Q: Every year around this time I see pomegranates in the stores, but I have no idea how to eat them. Do you peel them? Do you have any recipes that use pomegranates?
A: As the busyness of the holiday season kicks into high gear, it’s also the peak of the season for pomegranates from California. Pomegranates are the latest in-season jewels of the produce department — the perfect way to dress up any dish for the holiday season.
This big, red fruit is full of crunchy, juice-filled seeds, called arils, that make any dish special with their jewel-like appearance. The juicy, sweet cranberry-like juice with a crunchy seed is a treat, as long as you have a few tips in how to access the seeds in this large fruit.
Start by cutting off the top, about a half-inch below the crown. Then score the fruit with a sharp knife. Open the fruit under a bowl of water, allowing the loose arils to sink to the bottom of the bowl. The underwater method prevents the bright red juice from getting on your clothes as you open the fruit. Discard the bitter, white membrane and strain away the water so you are left with a bowl full of ruby-red arils.
Now you can enjoy these beautiful seeds that contribute potassium, vitamin C and fiber simply on their own by the spoonful, as a garnish for any salad, or mixed into yogurt or your breakfast cereal.

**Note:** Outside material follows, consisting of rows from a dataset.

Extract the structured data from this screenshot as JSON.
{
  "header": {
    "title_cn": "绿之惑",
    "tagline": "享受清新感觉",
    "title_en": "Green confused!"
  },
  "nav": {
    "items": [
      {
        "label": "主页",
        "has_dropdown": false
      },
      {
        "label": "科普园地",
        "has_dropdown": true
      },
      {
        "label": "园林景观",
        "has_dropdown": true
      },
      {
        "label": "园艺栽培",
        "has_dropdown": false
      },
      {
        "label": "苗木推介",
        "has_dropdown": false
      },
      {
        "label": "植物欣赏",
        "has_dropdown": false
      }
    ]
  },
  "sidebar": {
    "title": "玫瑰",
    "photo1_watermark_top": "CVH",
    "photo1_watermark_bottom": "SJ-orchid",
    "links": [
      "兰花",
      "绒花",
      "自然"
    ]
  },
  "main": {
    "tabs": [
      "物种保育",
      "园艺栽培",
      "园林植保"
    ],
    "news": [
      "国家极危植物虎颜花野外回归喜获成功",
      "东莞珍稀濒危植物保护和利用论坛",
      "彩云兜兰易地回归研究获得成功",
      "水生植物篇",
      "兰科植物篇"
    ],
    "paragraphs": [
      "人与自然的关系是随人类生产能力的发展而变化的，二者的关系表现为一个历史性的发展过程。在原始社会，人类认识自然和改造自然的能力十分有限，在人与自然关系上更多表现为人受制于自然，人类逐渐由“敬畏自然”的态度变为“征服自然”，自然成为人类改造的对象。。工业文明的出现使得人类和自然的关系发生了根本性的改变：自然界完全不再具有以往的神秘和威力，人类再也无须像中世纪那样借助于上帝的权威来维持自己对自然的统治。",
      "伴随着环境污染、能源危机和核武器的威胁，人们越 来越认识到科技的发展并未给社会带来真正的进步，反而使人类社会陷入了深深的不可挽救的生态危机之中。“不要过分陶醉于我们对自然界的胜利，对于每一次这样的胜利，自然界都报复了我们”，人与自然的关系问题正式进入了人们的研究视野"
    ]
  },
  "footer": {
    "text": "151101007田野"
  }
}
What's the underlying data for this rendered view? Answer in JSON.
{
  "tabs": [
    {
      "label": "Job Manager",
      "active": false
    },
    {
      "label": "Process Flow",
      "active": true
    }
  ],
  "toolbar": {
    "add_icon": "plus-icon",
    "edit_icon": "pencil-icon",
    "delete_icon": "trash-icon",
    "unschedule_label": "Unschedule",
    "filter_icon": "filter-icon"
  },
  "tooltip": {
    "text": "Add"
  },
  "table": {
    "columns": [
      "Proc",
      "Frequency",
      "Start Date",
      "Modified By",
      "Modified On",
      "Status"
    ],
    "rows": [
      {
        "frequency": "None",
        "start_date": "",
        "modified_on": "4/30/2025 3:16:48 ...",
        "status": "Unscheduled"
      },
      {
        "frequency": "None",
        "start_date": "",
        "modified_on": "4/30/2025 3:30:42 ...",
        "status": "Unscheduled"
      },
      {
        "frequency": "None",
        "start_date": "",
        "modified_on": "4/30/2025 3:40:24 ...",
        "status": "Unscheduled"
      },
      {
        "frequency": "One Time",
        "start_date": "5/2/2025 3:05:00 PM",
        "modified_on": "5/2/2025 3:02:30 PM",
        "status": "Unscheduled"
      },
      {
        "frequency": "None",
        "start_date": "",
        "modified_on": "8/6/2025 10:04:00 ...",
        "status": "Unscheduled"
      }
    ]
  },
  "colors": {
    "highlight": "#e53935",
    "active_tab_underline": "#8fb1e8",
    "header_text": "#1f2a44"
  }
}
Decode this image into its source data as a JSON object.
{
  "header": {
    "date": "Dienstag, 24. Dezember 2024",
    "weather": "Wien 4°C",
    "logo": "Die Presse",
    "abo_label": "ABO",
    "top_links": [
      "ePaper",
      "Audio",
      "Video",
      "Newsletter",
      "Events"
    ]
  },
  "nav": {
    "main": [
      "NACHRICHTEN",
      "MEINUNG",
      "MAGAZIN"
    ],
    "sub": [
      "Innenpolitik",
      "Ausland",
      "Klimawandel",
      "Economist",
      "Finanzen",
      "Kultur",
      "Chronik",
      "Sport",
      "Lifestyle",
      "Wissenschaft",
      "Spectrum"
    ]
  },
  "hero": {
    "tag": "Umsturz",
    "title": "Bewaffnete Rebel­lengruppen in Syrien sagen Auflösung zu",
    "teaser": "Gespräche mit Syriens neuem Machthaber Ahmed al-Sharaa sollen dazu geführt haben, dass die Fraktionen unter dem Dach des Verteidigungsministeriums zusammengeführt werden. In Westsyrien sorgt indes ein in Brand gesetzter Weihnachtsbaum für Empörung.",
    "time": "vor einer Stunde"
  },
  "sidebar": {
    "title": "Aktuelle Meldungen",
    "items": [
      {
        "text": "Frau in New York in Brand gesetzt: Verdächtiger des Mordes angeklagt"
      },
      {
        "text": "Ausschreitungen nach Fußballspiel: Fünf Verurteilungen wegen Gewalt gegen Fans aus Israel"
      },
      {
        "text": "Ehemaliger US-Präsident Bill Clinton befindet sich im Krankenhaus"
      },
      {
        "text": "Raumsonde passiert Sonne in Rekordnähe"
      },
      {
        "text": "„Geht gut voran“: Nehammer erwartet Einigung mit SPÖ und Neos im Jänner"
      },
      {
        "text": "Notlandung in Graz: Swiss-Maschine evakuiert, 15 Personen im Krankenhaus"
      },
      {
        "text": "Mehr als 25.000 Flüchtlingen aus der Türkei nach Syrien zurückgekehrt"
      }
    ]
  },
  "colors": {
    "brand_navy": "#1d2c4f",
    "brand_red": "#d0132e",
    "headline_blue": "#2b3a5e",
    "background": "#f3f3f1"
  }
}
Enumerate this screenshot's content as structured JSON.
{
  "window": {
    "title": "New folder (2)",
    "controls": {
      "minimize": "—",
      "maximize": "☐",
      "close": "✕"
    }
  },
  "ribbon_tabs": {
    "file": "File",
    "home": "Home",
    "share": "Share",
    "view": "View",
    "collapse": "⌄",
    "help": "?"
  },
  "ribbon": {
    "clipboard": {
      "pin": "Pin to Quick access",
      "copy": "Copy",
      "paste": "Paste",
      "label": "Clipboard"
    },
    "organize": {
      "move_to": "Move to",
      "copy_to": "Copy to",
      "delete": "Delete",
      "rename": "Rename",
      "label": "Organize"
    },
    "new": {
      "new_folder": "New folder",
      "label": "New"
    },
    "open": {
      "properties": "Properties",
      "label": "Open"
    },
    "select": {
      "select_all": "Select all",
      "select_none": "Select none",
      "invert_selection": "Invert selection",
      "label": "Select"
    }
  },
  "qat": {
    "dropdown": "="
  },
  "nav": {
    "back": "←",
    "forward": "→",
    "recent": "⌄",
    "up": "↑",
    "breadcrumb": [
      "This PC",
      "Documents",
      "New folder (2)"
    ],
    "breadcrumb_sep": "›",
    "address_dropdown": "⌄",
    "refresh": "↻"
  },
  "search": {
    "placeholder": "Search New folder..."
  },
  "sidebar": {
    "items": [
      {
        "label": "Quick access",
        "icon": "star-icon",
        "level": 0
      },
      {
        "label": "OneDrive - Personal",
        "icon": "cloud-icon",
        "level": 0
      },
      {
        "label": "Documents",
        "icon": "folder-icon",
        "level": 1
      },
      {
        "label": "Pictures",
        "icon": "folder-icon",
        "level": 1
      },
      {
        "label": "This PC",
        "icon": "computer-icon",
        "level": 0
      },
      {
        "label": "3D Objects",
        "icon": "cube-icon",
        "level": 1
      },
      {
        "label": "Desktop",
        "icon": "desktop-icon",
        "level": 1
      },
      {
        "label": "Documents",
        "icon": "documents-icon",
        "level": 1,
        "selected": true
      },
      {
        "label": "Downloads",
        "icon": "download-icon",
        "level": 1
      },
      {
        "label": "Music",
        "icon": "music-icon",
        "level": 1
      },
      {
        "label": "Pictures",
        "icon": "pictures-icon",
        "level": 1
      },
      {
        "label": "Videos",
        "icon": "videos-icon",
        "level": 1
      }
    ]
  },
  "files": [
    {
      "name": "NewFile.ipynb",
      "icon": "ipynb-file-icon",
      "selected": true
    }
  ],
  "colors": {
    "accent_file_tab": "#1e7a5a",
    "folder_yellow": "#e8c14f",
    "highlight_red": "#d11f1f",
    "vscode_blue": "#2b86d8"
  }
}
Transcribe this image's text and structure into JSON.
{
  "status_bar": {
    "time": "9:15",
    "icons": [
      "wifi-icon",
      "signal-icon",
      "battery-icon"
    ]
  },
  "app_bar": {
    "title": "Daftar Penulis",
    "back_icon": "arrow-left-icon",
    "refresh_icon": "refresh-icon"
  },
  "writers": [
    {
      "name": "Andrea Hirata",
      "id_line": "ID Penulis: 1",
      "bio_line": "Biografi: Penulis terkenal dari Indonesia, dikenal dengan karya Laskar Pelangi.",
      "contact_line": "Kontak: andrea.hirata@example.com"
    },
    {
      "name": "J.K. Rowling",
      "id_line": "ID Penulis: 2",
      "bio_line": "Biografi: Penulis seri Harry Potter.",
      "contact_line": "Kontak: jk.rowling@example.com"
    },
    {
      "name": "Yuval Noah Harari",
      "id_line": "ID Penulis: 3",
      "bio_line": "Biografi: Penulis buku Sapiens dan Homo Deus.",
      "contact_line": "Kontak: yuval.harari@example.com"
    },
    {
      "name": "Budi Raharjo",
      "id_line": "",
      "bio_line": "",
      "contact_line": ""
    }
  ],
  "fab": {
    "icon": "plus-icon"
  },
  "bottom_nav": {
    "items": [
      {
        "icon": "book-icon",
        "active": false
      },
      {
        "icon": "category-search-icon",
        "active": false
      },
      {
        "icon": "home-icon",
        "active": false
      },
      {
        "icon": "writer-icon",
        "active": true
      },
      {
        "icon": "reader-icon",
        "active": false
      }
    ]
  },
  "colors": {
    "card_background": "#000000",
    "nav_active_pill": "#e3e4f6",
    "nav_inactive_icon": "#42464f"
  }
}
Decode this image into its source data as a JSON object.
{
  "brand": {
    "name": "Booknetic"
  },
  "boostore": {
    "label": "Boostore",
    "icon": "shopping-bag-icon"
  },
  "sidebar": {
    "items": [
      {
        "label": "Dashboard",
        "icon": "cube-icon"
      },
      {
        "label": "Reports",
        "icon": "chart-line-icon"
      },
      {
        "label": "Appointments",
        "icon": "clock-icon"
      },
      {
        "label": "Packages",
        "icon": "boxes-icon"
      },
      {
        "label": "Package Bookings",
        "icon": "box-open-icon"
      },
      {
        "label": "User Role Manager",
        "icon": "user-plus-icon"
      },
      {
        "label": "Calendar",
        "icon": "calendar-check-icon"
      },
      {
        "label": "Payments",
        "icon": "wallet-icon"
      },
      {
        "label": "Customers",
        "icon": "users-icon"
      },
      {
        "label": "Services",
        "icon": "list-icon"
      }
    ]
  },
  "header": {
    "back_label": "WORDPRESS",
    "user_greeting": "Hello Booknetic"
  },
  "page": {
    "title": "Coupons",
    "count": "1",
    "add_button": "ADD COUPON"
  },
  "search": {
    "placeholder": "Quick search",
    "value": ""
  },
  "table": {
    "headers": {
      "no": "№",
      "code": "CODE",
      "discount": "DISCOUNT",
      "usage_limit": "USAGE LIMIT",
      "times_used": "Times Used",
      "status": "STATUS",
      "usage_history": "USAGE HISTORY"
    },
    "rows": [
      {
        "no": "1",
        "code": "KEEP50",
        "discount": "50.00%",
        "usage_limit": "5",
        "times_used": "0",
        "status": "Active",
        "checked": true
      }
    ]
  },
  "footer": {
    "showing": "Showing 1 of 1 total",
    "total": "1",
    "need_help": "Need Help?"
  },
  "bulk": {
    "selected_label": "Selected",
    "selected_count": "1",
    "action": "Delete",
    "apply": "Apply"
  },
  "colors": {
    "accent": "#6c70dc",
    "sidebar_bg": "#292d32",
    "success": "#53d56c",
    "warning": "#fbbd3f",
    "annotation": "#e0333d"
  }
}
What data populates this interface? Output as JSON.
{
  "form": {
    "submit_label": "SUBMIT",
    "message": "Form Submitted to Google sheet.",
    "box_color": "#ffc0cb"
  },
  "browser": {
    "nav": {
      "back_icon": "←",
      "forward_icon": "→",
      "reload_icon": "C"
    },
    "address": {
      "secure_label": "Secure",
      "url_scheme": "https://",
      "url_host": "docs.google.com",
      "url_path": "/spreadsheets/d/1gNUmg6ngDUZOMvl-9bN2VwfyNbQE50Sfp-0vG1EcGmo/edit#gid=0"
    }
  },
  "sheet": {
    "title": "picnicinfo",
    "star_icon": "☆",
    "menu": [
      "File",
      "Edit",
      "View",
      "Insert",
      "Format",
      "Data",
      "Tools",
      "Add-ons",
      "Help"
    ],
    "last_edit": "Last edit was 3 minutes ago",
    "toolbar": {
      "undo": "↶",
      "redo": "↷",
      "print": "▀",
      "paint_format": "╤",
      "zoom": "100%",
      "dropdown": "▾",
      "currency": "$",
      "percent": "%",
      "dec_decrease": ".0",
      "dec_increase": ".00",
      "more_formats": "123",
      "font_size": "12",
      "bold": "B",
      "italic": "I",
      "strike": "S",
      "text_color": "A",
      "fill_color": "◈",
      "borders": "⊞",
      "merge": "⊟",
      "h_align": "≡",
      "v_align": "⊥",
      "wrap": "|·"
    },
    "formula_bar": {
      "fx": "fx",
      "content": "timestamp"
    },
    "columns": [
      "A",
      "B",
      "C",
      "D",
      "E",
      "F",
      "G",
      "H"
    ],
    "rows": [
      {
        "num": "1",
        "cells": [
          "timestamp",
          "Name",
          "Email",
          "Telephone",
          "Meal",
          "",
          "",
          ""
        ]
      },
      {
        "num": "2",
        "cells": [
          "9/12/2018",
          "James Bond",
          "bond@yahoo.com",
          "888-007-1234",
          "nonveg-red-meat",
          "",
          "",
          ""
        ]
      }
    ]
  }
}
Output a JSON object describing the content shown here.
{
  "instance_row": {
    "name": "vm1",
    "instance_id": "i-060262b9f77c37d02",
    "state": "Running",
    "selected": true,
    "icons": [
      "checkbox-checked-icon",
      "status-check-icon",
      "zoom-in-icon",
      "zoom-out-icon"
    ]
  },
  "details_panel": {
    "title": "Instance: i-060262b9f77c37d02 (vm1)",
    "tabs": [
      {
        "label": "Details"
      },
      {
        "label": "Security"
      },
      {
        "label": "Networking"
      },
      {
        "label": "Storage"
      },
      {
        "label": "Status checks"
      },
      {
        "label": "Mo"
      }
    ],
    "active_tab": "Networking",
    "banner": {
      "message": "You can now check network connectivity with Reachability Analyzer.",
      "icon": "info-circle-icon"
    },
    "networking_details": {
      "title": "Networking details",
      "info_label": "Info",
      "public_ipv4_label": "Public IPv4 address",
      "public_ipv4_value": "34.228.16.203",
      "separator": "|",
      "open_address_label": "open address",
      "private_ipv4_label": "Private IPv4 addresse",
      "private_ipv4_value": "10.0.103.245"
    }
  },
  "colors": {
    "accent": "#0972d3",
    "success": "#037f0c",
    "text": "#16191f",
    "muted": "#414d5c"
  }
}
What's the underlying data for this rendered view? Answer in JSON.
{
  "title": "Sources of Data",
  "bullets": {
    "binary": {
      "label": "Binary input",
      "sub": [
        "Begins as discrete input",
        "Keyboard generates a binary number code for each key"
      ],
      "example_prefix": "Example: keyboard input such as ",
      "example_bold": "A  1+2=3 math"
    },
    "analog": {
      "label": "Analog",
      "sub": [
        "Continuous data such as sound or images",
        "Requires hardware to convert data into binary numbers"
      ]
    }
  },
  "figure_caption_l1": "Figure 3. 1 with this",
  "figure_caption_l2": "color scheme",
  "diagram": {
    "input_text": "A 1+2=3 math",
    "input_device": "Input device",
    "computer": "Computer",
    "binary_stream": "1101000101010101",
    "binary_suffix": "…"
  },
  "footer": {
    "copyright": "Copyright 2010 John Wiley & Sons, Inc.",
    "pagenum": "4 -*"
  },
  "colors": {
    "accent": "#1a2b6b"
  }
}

Pomegranate arils also add a festive appearance to any bubbly holiday beverage or sprinkled on top of any holiday candy or chocolate-covered pretzel treats you may be making this season.
Arils will keep in the refrigerator for approximately five days or frozen for longer storage. With a NuVal score of 91, pomegranates are a smart seasonal item to add to your shopping cart — and a great stuffer for any stocking — this holiday season.